A Geraldo Alckmin – ex governatore di San Paolo, legato, secondo la stampa brasiliana, all’Opus dei, che ha lasciato il Partito della social-democrazia brasiliana per la sua nuova avventura politica come vicepresidente – viene affidato il ministero dell’Industria. A Simone Tebet – che aveva sfidato Lula al primo turno delle recenti elezioni presidenziali, accusandolo persino di corruzione nei dibattiti televisivi – viene dato il ministero della Pianificazione. Al primo turno, era arrivata al quarto posto con il 4,2% dei voti, e ha deciso di sostenerlo al ballottaggio. Tebet, rappresentante dell’agro-industria e originaria del Mato Grosso, avrebbe preferito il ministero dello Sviluppo sociale, che controlla il programma “Bolsa Familia” per l’aiuto ai poveri. Lula ha pensato bene di metterlo nelle mani di Wellington Dias del Partito dei lavoratori, ex governatore di Piauí, tanto più che nell’entourage del neopresidente nessuno ha scordato che Tebet aveva votato a favore dell’impeachment di Dilma Rousseff. Prevedibili sono gli attriti tra Haddad, che è contro l’attuale tetto di spesa fissato per legge, e Tebet, che lo ha sempre difeso. Ma in caso di contrasti, Lula si è riservato l’ultima parola.

Torna ministro dell’Ambiente Marina Silva, nota ambientalista ed esponente evangelica, ex senatrice del partito Rede. Era già stata ministra di Lula all’inizio del suo primo mandato, nel 2003, ma se n’era andata nel 2008, rompendo con il Partito dei lavoratori, che poi le aveva scatenato contro una violenta campagna, quando nel 2014 si era candidata alle presidenziali contro Dilma. Lula ha mantenuto la promessa che aveva fatto ai manifestanti che protestavano contro le politiche di Bolsonaro in Amazzonia e ha creato un ministero dei Popoli originari, nominando a guidarlo la deputata indigena del Psol (Partito socialismo e libertà), Sônia Guajajara, riconosciuta nel 2022 dalla rivista “Time” come una delle cento personalità più influenti del mondo.
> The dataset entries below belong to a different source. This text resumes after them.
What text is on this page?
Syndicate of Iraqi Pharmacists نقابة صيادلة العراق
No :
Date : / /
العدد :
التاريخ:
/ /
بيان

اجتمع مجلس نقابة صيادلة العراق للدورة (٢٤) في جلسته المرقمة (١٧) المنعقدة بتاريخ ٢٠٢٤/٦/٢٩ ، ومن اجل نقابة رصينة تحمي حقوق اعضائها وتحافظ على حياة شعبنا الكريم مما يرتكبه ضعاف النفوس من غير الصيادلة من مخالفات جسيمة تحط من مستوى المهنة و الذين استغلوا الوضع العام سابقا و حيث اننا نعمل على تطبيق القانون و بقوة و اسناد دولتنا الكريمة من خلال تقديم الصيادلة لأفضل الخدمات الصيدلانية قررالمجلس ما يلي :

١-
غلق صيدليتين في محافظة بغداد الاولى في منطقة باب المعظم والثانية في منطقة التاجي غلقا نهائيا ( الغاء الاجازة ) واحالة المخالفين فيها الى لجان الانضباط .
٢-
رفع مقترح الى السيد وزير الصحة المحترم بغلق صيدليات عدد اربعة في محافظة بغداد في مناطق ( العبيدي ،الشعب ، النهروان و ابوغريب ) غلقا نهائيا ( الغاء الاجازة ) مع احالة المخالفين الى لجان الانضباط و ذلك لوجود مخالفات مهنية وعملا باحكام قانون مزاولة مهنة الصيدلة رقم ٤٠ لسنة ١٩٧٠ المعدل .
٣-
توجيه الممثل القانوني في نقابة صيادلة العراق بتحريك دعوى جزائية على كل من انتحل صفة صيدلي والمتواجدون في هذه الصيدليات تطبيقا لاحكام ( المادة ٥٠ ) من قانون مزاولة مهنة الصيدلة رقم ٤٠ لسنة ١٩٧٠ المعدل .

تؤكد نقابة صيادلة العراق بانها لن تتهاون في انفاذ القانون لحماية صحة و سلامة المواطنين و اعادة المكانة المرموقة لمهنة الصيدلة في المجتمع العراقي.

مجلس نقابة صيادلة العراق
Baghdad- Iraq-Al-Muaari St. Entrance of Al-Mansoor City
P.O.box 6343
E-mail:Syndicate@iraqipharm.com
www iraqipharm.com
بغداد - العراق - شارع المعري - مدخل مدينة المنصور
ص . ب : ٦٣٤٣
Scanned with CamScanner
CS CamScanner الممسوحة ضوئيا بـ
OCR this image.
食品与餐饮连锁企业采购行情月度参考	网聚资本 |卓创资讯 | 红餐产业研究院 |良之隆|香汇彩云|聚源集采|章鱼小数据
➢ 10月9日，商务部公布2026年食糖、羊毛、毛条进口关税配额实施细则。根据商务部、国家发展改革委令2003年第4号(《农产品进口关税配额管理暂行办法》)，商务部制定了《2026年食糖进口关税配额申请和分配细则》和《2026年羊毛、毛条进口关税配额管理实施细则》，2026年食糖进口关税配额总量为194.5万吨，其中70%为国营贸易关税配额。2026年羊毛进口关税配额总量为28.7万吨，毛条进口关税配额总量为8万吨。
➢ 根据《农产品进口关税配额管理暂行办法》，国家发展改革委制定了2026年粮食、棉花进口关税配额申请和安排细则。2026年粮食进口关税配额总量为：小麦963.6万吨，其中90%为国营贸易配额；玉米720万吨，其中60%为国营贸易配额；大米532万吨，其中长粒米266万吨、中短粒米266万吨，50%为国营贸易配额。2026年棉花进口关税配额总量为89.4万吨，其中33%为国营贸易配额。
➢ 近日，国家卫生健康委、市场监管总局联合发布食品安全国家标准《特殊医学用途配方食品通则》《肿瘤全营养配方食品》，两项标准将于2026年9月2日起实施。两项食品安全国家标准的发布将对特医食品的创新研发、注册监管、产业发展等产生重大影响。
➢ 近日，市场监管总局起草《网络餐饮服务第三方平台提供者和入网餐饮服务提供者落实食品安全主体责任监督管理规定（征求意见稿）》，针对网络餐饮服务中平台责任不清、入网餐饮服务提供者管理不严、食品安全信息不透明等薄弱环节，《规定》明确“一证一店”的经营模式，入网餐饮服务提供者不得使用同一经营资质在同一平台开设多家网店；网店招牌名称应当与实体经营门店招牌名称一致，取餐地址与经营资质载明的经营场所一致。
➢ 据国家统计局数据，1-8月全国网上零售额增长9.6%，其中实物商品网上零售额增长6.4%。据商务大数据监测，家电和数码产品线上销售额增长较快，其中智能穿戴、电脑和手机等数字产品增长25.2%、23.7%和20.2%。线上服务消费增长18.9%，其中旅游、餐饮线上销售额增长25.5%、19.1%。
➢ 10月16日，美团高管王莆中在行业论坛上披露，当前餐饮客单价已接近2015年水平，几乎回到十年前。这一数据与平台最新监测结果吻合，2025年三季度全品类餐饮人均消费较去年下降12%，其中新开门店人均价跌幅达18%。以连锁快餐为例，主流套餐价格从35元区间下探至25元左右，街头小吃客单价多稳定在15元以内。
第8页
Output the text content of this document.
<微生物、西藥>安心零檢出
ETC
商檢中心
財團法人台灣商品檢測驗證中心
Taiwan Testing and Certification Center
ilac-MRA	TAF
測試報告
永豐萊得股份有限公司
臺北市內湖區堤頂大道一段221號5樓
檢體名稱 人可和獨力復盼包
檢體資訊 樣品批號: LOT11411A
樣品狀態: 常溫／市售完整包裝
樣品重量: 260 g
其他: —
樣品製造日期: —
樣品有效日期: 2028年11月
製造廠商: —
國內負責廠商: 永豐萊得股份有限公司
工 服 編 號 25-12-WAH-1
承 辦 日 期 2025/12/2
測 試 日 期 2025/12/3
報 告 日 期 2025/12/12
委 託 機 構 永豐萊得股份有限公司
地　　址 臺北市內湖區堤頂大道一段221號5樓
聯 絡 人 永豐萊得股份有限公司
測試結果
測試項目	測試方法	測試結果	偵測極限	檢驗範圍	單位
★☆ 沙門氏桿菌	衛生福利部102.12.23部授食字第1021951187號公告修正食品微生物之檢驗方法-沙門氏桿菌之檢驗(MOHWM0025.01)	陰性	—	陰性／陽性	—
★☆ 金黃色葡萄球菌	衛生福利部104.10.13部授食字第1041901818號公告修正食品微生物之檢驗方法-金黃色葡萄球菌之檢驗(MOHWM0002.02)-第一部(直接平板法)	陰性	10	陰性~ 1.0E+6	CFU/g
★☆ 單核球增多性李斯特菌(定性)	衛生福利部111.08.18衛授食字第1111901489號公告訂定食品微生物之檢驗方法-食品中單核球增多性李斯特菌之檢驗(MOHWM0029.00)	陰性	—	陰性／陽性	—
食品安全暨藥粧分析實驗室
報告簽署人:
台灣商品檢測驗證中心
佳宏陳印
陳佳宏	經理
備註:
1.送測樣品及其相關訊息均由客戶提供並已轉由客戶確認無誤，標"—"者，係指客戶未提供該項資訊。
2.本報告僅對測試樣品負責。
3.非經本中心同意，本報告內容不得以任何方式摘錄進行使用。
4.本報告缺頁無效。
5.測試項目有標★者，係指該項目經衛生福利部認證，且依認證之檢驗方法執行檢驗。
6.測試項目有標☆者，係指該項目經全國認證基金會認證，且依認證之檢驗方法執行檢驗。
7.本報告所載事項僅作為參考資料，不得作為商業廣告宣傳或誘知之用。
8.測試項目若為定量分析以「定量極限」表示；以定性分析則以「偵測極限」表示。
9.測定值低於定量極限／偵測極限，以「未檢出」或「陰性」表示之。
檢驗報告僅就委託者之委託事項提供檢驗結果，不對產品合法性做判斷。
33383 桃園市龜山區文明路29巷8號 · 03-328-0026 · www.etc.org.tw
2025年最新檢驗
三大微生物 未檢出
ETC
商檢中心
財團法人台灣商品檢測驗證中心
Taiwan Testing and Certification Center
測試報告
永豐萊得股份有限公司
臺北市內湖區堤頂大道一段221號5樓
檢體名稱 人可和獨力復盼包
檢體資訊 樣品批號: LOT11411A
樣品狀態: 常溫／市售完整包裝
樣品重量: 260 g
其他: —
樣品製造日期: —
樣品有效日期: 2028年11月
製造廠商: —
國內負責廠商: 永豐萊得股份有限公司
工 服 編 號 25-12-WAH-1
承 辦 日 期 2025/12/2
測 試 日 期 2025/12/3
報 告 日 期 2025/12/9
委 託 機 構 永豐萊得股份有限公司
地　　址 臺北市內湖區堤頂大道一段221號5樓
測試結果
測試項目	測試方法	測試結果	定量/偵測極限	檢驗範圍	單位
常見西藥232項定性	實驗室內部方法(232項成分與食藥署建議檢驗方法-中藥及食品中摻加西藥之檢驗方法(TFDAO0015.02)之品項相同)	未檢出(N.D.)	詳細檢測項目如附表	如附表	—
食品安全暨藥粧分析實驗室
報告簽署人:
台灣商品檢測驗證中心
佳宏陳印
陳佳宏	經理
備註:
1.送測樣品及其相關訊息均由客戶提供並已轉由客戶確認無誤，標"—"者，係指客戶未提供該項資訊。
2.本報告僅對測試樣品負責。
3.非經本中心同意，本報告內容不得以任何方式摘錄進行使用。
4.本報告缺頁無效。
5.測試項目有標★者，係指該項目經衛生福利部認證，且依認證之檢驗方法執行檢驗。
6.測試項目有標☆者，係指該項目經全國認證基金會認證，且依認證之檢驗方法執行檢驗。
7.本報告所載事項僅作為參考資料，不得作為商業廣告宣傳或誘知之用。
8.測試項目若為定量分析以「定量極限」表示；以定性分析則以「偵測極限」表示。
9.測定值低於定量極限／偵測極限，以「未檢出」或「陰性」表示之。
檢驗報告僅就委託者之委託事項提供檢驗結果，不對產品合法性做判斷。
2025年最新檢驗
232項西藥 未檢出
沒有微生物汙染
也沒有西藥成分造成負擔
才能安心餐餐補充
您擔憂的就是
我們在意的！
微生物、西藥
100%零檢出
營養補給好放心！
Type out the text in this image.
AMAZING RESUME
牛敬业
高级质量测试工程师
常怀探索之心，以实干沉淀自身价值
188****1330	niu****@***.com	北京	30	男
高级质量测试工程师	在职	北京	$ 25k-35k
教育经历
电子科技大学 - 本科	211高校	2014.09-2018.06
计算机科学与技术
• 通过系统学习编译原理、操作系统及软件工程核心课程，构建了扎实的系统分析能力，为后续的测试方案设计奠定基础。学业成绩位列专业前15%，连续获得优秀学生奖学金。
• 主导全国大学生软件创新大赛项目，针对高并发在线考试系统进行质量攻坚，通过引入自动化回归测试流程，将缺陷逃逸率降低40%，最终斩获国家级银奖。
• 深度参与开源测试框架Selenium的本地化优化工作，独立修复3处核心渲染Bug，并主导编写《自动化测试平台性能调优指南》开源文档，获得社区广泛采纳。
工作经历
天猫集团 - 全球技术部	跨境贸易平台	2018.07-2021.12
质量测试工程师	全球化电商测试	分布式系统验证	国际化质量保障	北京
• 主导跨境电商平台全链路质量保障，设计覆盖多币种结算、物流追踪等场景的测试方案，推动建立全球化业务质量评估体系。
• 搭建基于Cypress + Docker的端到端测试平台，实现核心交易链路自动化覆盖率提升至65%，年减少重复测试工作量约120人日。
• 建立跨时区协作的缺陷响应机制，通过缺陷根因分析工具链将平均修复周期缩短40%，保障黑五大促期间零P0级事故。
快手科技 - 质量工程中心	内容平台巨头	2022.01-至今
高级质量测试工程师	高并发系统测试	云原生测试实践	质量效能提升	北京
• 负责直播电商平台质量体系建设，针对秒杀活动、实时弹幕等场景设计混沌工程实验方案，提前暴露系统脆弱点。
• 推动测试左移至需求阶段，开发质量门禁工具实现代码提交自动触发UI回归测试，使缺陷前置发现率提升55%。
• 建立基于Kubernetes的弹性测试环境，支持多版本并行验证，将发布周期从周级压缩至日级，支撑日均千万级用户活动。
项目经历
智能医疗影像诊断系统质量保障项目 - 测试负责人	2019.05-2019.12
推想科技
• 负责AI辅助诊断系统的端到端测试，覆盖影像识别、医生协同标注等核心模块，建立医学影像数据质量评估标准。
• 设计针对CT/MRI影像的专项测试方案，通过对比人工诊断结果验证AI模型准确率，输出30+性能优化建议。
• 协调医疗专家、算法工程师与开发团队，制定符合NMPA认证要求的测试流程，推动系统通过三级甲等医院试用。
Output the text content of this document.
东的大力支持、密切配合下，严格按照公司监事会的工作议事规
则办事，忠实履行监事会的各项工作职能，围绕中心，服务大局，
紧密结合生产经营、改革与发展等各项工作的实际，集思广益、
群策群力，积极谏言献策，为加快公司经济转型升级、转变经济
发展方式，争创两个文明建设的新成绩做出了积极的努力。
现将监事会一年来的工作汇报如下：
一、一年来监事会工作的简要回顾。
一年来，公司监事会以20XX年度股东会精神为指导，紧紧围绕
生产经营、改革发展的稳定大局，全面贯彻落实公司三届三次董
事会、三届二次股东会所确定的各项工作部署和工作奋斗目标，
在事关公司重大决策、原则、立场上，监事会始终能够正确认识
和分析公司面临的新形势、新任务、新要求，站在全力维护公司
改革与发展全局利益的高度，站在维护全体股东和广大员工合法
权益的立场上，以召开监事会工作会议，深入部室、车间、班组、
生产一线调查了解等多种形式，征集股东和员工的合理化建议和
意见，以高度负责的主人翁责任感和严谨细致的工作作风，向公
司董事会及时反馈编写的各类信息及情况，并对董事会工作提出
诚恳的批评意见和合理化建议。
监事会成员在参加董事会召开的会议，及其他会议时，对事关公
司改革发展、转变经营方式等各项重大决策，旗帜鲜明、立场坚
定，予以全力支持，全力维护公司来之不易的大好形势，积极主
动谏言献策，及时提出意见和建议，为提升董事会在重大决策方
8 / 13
Rinasce anche il ministero della Cultura diretto dalla cantante Margareth Menezes, che dovrà gestire, entro il 2023, un budget corrispondente a circa due miliardi di dollari. Se la nostalgia per i suoi precedenti governi è stato uno degli ingredienti della vittoria, Lula sa che il giudizio definitivo dipenderà da quanto sarà stato capace di fare nei prossimi quattro anni.